In 1890 the first abbot of Koningshoeven was appointed, Dom Willibrordus Verbruggen. He did much for the monastery, but also brought it to the brink of ruin. Among his first acts, in 1891, was to pay off the whole of the outstanding debt of 9,000 florins to Caspar Houben. In the same year the monastery was raised to the status of an abbey, which by the end of the year housed a community of 57 people. He also began the building of a new abbey, both church and conventual buildings. The old buildings of De Schaapskooi were closed, and the name was transferred to the brewery.

==20th century==
Further potential financial disaster resulted from the establishment of two houses of refuge in connection with the continuing precarious position of religious communities in France: Maria Toevlucht house at Zundert (Netherlands) in 1900, and in 1902 Charneux in Belgium's Liège Province, which was wound up in 1909. All assets and possessions of Koningshoeven, Zundert and Charneux were in the name of the abbot, which led in 1909 to an awkward situation. When he refused to agree to make over the goods, the abbot of Mont des Cats received instructions from Rome to inform him that he was relieved of his abbatial rank. Dom Willibrordus did not comply, and consequently the monks of Koningshoeven, Maria Toevlucht and Charneux were evicted temporarily. Later a new abbot was appointed, the prior of Scourmont Abbey in Belgium, Father Simon Dubuisson. Dom Willibrordus was transferred to an Italian monastery where he eventually died. Father Simon achieved much, not only by paying off the great debts that Dom Willibrordus had left behind but also through his spiritual leadership. Within the Order Dom Simon was highly esteemed, and he was often asked by the Chapter General to solve problems in monasteries all over the world.

In 1931 the fiftieth anniversary of the abbey was celebrated. In 1937 at Berkel-Enschot Koningsoord Abbey was founded, the only house of Trappist nuns in the Netherlands. In 1942 three monks of Jewish descent, Ignatius, Linus and Nivardus Loeb (also written "Löb") were sent to Auschwitz, where in September 1942 Fathers Ignatius and Linus were executed by firing squad, along with Polish and Ukrainian Catholic priests, for hearing confessions.
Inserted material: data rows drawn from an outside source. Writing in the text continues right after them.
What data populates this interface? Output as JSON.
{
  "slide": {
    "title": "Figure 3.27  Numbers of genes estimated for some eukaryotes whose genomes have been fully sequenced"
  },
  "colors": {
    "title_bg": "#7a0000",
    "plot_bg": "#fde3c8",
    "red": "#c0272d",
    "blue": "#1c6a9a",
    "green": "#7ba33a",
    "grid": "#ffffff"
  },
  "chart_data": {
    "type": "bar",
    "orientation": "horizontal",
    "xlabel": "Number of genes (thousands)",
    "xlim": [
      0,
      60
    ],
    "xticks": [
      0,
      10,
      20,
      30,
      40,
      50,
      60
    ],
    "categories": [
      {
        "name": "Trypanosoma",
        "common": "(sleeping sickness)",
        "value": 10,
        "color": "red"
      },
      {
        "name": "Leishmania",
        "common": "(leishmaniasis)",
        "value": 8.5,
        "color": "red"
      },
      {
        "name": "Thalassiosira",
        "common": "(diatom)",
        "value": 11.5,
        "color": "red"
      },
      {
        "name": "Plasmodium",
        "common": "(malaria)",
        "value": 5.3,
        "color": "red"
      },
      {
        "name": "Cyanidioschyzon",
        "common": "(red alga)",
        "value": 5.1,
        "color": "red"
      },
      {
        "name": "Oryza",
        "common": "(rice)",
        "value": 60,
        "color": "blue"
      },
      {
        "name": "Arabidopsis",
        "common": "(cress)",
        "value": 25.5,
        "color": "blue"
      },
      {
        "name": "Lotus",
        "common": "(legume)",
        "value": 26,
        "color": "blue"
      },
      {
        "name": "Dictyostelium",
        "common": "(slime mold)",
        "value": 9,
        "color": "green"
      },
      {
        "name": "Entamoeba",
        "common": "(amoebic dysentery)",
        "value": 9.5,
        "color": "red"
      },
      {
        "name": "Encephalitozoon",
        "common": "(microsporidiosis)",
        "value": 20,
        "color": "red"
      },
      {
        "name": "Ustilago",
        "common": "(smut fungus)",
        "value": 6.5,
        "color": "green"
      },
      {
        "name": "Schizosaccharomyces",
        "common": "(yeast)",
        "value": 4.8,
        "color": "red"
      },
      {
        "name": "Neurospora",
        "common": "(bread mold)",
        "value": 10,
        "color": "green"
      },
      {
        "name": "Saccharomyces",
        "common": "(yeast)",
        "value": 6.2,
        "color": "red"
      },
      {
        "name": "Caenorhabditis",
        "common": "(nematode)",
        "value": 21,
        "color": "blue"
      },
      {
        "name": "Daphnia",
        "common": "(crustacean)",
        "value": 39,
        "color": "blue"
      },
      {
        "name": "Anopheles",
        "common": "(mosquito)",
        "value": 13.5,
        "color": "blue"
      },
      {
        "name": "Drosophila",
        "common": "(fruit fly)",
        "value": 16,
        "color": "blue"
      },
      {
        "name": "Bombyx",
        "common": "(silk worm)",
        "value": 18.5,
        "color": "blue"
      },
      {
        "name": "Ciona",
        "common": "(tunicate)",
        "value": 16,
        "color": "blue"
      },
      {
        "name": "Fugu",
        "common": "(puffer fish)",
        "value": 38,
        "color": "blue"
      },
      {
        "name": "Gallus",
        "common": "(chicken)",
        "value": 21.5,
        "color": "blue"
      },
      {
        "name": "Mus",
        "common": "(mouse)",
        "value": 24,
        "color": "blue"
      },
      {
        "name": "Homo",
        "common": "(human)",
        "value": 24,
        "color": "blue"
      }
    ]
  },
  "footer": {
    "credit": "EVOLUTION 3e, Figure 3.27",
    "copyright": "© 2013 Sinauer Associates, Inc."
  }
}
According to a camp orderly Father Ignatius spoke just before he was shot: "For the novices of Koningshoeven!" ("Voor de noviciaat van Koningshoeven!")

Abbot Simon died on 11 February 1945. For the first time a new abbot was elected in Koningshoeven: all the previous abbots had been appointed. The new abbot was Dom Willibrord van Dijk, the first Dutch superior. He had much hard work with the renewal of the life of the monastery. Whereas his predecessor had made people apprehensive, the abbot was much loved by his fellow monks, without slackening the discipline of the Rule. During his time as abbot, the abbey came into possession of the Stations of the Cross by Albert Servaes. Koningshoeven founded the Rawaseneng Monastery in Java in 1953, and in 1956 another at Kipkelion in Kericho County, Kenya. In 1966 Dom Willibrord asked to retire for health reasons. The community was not ready at that moment for the election of a new abbot and chose a temporary superior, Father Cyprianus van de Bogaard: he was elected as the fourth abbot in 1969. A native of Tilburg, he was able to bind the abbey closer to the region in which it stood. In 1981 the centenary was celebrated. Under his direction the abbey divested itself of the agricultural business. In 1989 Dom Cyprianus stood down and resumed his place in the community and the choir. Once again the community decided that it preferred a temporary superior, Father Korneel Vermeiren, a monk of Zundert Abbey. He was elected abbot six months later.

==21st century==
In 2004–2005 the abbey church was thoroughly renovated. Dom Korneel resigned as abbot in 2005 and was replaced by Dom Bernardus Peeters. At this point the community consisted of 16 monks.

===Brewery===
The brewery founded in 1884 continues in production as the De Koningshoeven Brewery.